10.4135 · Motion · 2010-12-17
Département des finances
Liquidé
Wortlaut
Le Conseil fédéral est chargé d'introduire des défiscalisations supplémentaires dans le système de la prévoyance individuelle ("nouveau 3e pilier c") pour un certain nombre de frais liés à la vieillesse, notamment suite à un handicap, qui ne sont pas pris en compte par l'assurance maladie obligatoire. Le Conseil fédéral pourra déterminer les frais qui méritent une défiscalisation.
Begründung
Le vieillissement de la population pose des problèmes grandissants en matière de financement des rentes (LPP et AVS) qui doivent garantir un niveau de vie adéquat pendant la retraite. La tendance actuelle est à la diminution de celles-ci alors que le coût de la vie augmente.
De plus, le système actuel de prévoyance ne prend pas assez en compte un nombre important de frais non remboursés par les assurances sociales (assurance maladie notamment) liés à la vieillesse (frais d'EMS, adaptation du lieu d'habitation à d'éventuels handicaps avec construction d'un ascenseur, réaménagement des salles de bain...).
Or, ces frais absorbent une partie non négligeable des ressources des retraités. Il semble sage d'encourager, sans contraindre, la population à économiser pendant la période active pour prévenir de tels frais.
Antrag des Bundesrates
Le Conseil fédéral propose de rejeter la motion.

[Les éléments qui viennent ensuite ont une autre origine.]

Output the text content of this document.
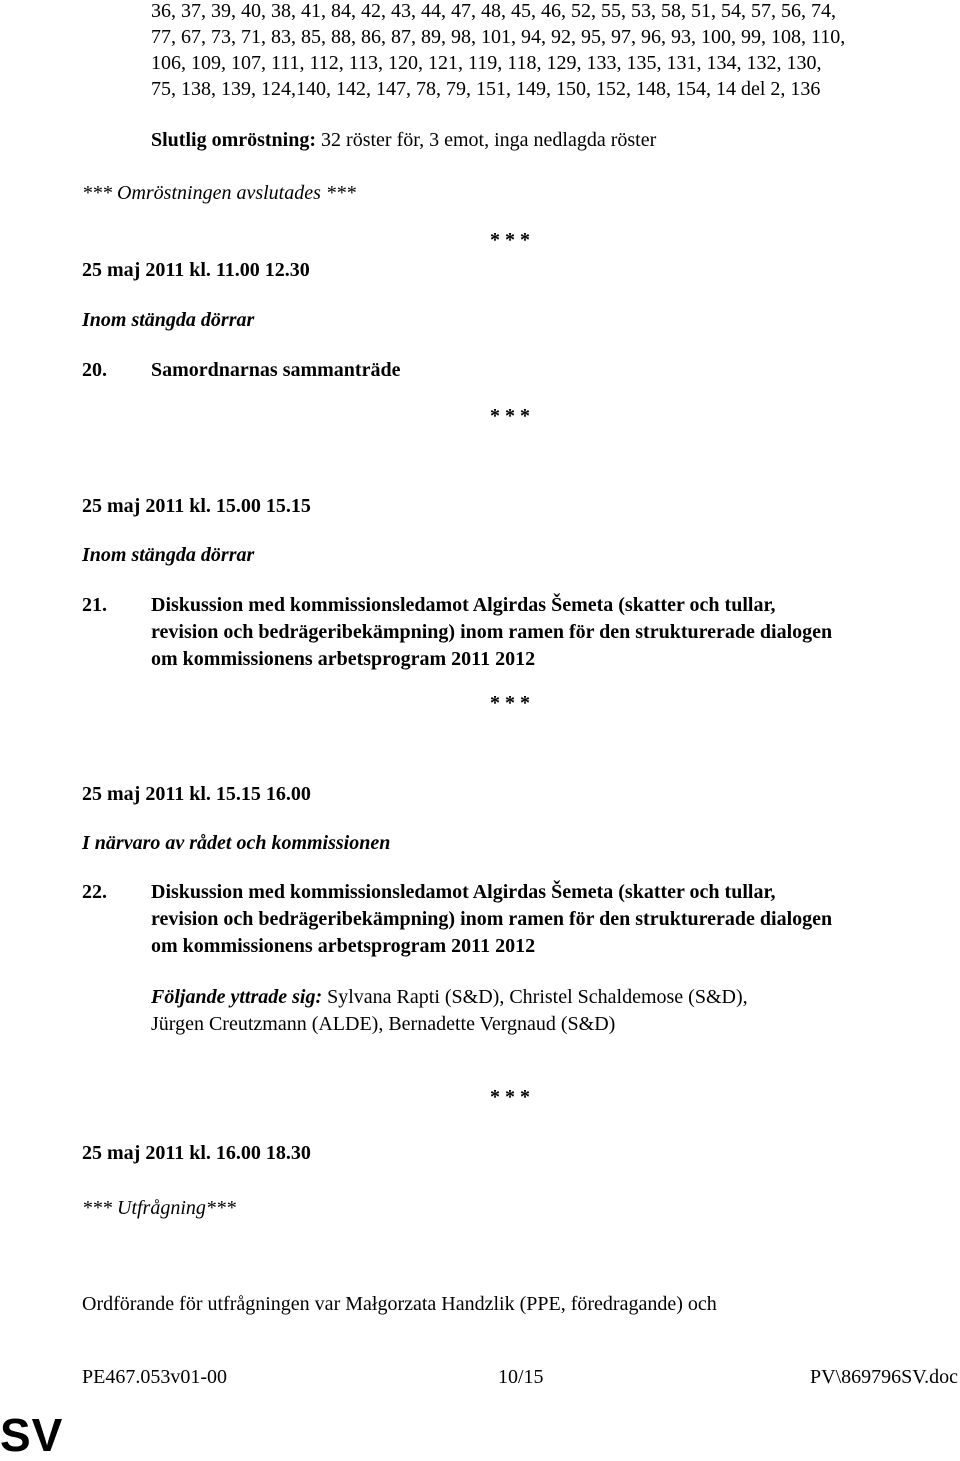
36, 37, 39, 40, 38, 41, 84, 42, 43, 44, 47, 48, 45, 46, 52, 55, 53, 58, 51, 54, 57, 56, 74,
77, 67, 73, 71, 83, 85, 88, 86, 87, 89, 98, 101, 94, 92, 95, 97, 96, 93, 100, 99, 108, 110,
106, 109, 107, 111, 112, 113, 120, 121, 119, 118, 129, 133, 135, 131, 134, 132, 130,
75, 138, 139, 124,140, 142, 147, 78, 79, 151, 149, 150, 152, 148, 154, 14 del 2, 136
Slutlig omröstning: 32 röster för, 3 emot, inga nedlagda röster
*** Omröstningen avslutades ***
* * *
25 maj 2011 kl. 11.00 12.30
Inom stängda dörrar
20. Samordnarnas sammanträde
* * *
25 maj 2011 kl. 15.00 15.15
Inom stängda dörrar
21. Diskussion med kommissionsledamot Algirdas Šemeta (skatter och tullar,
revision och bedrägeribekämpning) inom ramen för den strukturerade dialogen
om kommissionens arbetsprogram 2011 2012
* * *
25 maj 2011 kl. 15.15 16.00
I närvaro av rådet och kommissionen
22. Diskussion med kommissionsledamot Algirdas Šemeta (skatter och tullar,
revision och bedrägeribekämpning) inom ramen för den strukturerade dialogen
om kommissionens arbetsprogram 2011 2012
Följande yttrade sig: Sylvana Rapti (S&D), Christel Schaldemose (S&D),
Jürgen Creutzmann (ALDE), Bernadette Vergnaud (S&D)
* * *
25 maj 2011 kl. 16.00 18.30
*** Utfrågning***
Ordförande för utfrågningen var Małgorzata Handzlik (PPE, föredragande) och
PE467.053v01-00	10/15	PV\869796SV.doc
SV
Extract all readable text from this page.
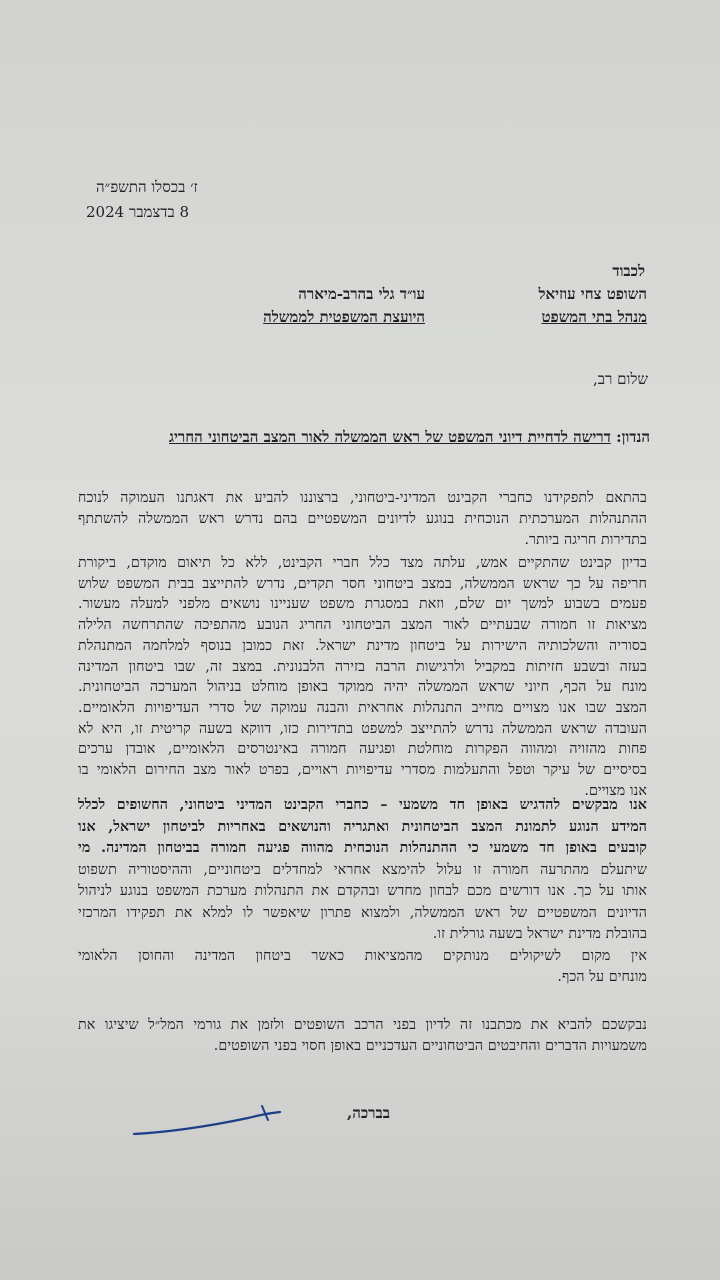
ז׳ בכסלו התשפ״ה
8 בדצמבר 2024
לכבוד
השופט צחי עוזיאל
מנהל בתי המשפט
עו״ד גלי בהרב-מיארה
היועצת המשפטית לממשלה
שלום רב,
הנדון: דרישה לדחיית דיוני המשפט של ראש הממשלה לאור המצב הביטחוני החריג
בהתאם לתפקידנו כחברי הקבינט המדיני-ביטחוני, ברצוננו להביע את דאגתנו העמוקה לנוכח
ההתנהלות המערכתית הנוכחית בנוגע לדיונים המשפטיים בהם נדרש ראש הממשלה להשתתף
בתדירות חריגה ביותר.
בדיון קבינט שהתקיים אמש, עלתה מצד כלל חברי הקבינט, ללא כל תיאום מוקדם, ביקורת
חריפה על כך שראש הממשלה, במצב ביטחוני חסר תקדים, נדרש להתייצב בבית המשפט שלוש
פעמים בשבוע למשך יום שלם, וזאת במסגרת משפט שעניינו נושאים מלפני למעלה מעשור.
מציאות זו חמורה שבעתיים לאור המצב הביטחוני החריג הנובע מהתפיכה שהתרחשה הלילה
בסוריה והשלכותיה הישירות על ביטחון מדינת ישראל. זאת כמובן בנוסף למלחמה המתנהלת
בעזה ובשבע חזיתות במקביל ולרגישות הרבה בזירה הלבנונית. במצב זה, שבו ביטחון המדינה
מונח על הכף, חיוני שראש הממשלה יהיה ממוקד באופן מוחלט בניהול המערכה הביטחונית.
המצב שבו אנו מצויים מחייב התנהלות אחראית והבנה עמוקה של סדרי העדיפויות הלאומיים.
העובדה שראש הממשלה נדרש להתייצב למשפט בתדירות כזו, דווקא בשעה קריטית זו, היא לא
פחות מהזויה ומהווה הפקרות מוחלטת ופגיעה חמורה באינטרסים הלאומיים, אובדן ערכים
בסיסיים של עיקר וטפל והתעלמות מסדרי עדיפויות ראויים, בפרט לאור מצב החירום הלאומי בו
אנו מצויים.
אנו מבקשים להדגיש באופן חד משמעי – כחברי הקבינט המדיני ביטחוני, החשופים לכלל
המידע הנוגע לתמונת המצב הביטחונית ואתגריה והנושאים באחריות לביטחון ישראל, אנו
קובעים באופן חד משמעי כי ההתנהלות הנוכחית מהווה פגיעה חמורה בביטחון המדינה. מי
שיתעלם מהתרעה חמורה זו עלול להימצא אחראי למחדלים ביטחוניים, וההיסטוריה תשפוט
אותו על כך. אנו דורשים מכם לבחון מחדש ובהקדם את התנהלות מערכת המשפט בנוגע לניהול
הדיונים המשפטיים של ראש הממשלה, ולמצוא פתרון שיאפשר לו למלא את תפקידו המרכזי
בהובלת מדינת ישראל בשעה גורלית זו.
אין מקום לשיקולים מנותקים מהמציאות כאשר ביטחון המדינה והחוסן הלאומי
מונחים על הכף.
נבקשכם להביא את מכתבנו זה לדיון בפני הרכב השופטים ולזמן את גורמי המל״ל שיציגו את
משמעויות הדברים והחיבטים הביטחוניים העדכניים באופן חסוי בפני השופטים.
בברכה,
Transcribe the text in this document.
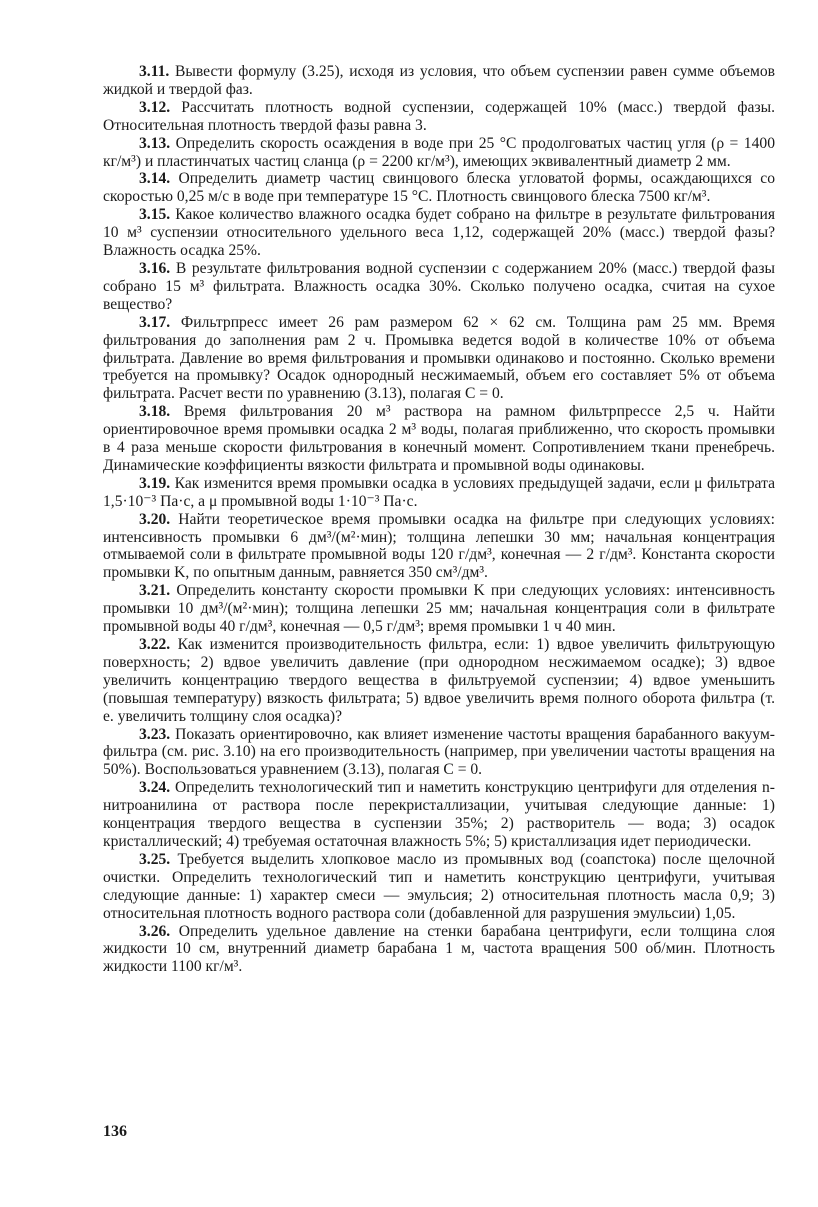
3.11. Вывести формулу (3.25), исходя из условия, что объем суспензии равен сумме объемов жидкой и твердой фаз.

3.12. Рассчитать плотность водной суспензии, содержащей 10% (масс.) твердой фазы. Относительная плотность твердой фазы равна 3.

3.13. Определить скорость осаждения в воде при 25 °С продолговатых частиц угля (ρ = 1400 кг/м³) и пластинчатых частиц сланца (ρ = 2200 кг/м³), имеющих эквивалентный диаметр 2 мм.

3.14. Определить диаметр частиц свинцового блеска угловатой формы, осаждающихся со скоростью 0,25 м/с в воде при температуре 15 °С. Плотность свинцового блеска 7500 кг/м³.

3.15. Какое количество влажного осадка будет собрано на фильтре в результате фильтрования 10 м³ суспензии относительного удельного веса 1,12, содержащей 20% (масс.) твердой фазы? Влажность осадка 25%.

3.16. В результате фильтрования водной суспензии с содержанием 20% (масс.) твердой фазы собрано 15 м³ фильтрата. Влажность осадка 30%. Сколько получено осадка, считая на сухое вещество?

3.17. Фильтрпресс имеет 26 рам размером 62 × 62 см. Толщина рам 25 мм. Время фильтрования до заполнения рам 2 ч. Промывка ведется водой в количестве 10% от объема фильтрата. Давление во время фильтрования и промывки одинаково и постоянно. Сколько времени требуется на промывку? Осадок однородный несжимаемый, объем его составляет 5% от объема фильтрата. Расчет вести по уравнению (3.13), полагая C = 0.

3.18. Время фильтрования 20 м³ раствора на рамном фильтрпрессе 2,5 ч. Найти ориентировочное время промывки осадка 2 м³ воды, полагая приближенно, что скорость промывки в 4 раза меньше скорости фильтрования в конечный момент. Сопротивлением ткани пренебречь. Динамические коэффициенты вязкости фильтрата и промывной воды одинаковы.

3.19. Как изменится время промывки осадка в условиях предыдущей задачи, если μ фильтрата 1,5·10⁻³ Па·с, а μ промывной воды 1·10⁻³ Па·с.

3.20. Найти теоретическое время промывки осадка на фильтре при следующих условиях: интенсивность промывки 6 дм³/(м²·мин); толщина лепешки 30 мм; начальная концентрация отмываемой соли в фильтрате промывной воды 120 г/дм³, конечная — 2 г/дм³. Константа скорости промывки K, по опытным данным, равняется 350 см³/дм³.

3.21. Определить константу скорости промывки K при следующих условиях: интенсивность промывки 10 дм³/(м²·мин); толщина лепешки 25 мм; начальная концентрация соли в фильтрате промывной воды 40 г/дм³, конечная — 0,5 г/дм³; время промывки 1 ч 40 мин.

3.22. Как изменится производительность фильтра, если: 1) вдвое увеличить фильтрующую поверхность; 2) вдвое увеличить давление (при однородном несжимаемом осадке); 3) вдвое увеличить концентрацию твердого вещества в фильтруемой суспензии; 4) вдвое уменьшить (повышая температуру) вязкость фильтрата; 5) вдвое увеличить время полного оборота фильтра (т. е. увеличить толщину слоя осадка)?

3.23. Показать ориентировочно, как влияет изменение частоты вращения барабанного вакуум-фильтра (см. рис. 3.10) на его производительность (например, при увеличении частоты вращения на 50%). Воспользоваться уравнением (3.13), полагая C = 0.

3.24. Определить технологический тип и наметить конструкцию центрифуги для отделения n-нитроанилина от раствора после перекристаллизации, учитывая следующие данные: 1) концентрация твердого вещества в суспензии 35%; 2) растворитель — вода; 3) осадок кристаллический; 4) требуемая остаточная влажность 5%; 5) кристаллизация идет периодически.

3.25. Требуется выделить хлопковое масло из промывных вод (соапстока) после щелочной очистки. Определить технологический тип и наметить конструкцию центрифуги, учитывая следующие данные: 1) характер смеси — эмульсия; 2) относительная плотность масла 0,9; 3) относительная плотность водного раствора соли (добавленной для разрушения эмульсии) 1,05.

3.26. Определить удельное давление на стенки барабана центрифуги, если толщина слоя жидкости 10 см, внутренний диаметр барабана 1 м, частота вращения 500 об/мин. Плотность жидкости 1100 кг/м³.

136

Stellungnahme des Bundesrates
Le Conseil fédéral est d'avis que le vieillissement de la population représente un défi important pour la population et pour nos assurances sociales. C'est pourquoi il travaille en permanence à l'élaboration de mesures qui permettraient de limiter les déficits et d'enrayer la spirale des frais dans ce domaine.
Il considère toutefois que l'introduction de nouvelles déductions fiscales ne permettra pas de résoudre ces problèmes. En matière de financement des soins, chose à laquelle la motion fait très concrètement référence, deux motions ont déjà demandé l'introduction d'un pilier 3c en 2006 (motion 06.3271 du groupe radical-libéral et motion 06.3274 de la conseillère aux États Erika Forster). Aucune des deux motions n'a été transmise au Conseil fédéral. Acceptée par le Conseil des États en 2006, la motion Forster a été rejetée par le Conseil national en 2007. Restée en suspens pendant plus de deux ans, la motion du groupe radical-libéral a quant à elle été classée en 2009.
Avec la nouvelle réglementation du financement des soins, entrée en vigueur le 1er janvier 2011, il devrait être possible de limiter les dépenses qui accablent les personnes exigeant des soins. Les frais médicaux non couverts par les assurances sociales ne seront à la charge des assurés que jusqu'à hauteur d'un certain montant, à savoir le 20 % du montant le plus élevé établi par le Conseil fédéral pour la contribution aux frais de soins. Parallèlement à cela, le montant de la fortune librement disponible a été augmenté pour les prestations complémentaires.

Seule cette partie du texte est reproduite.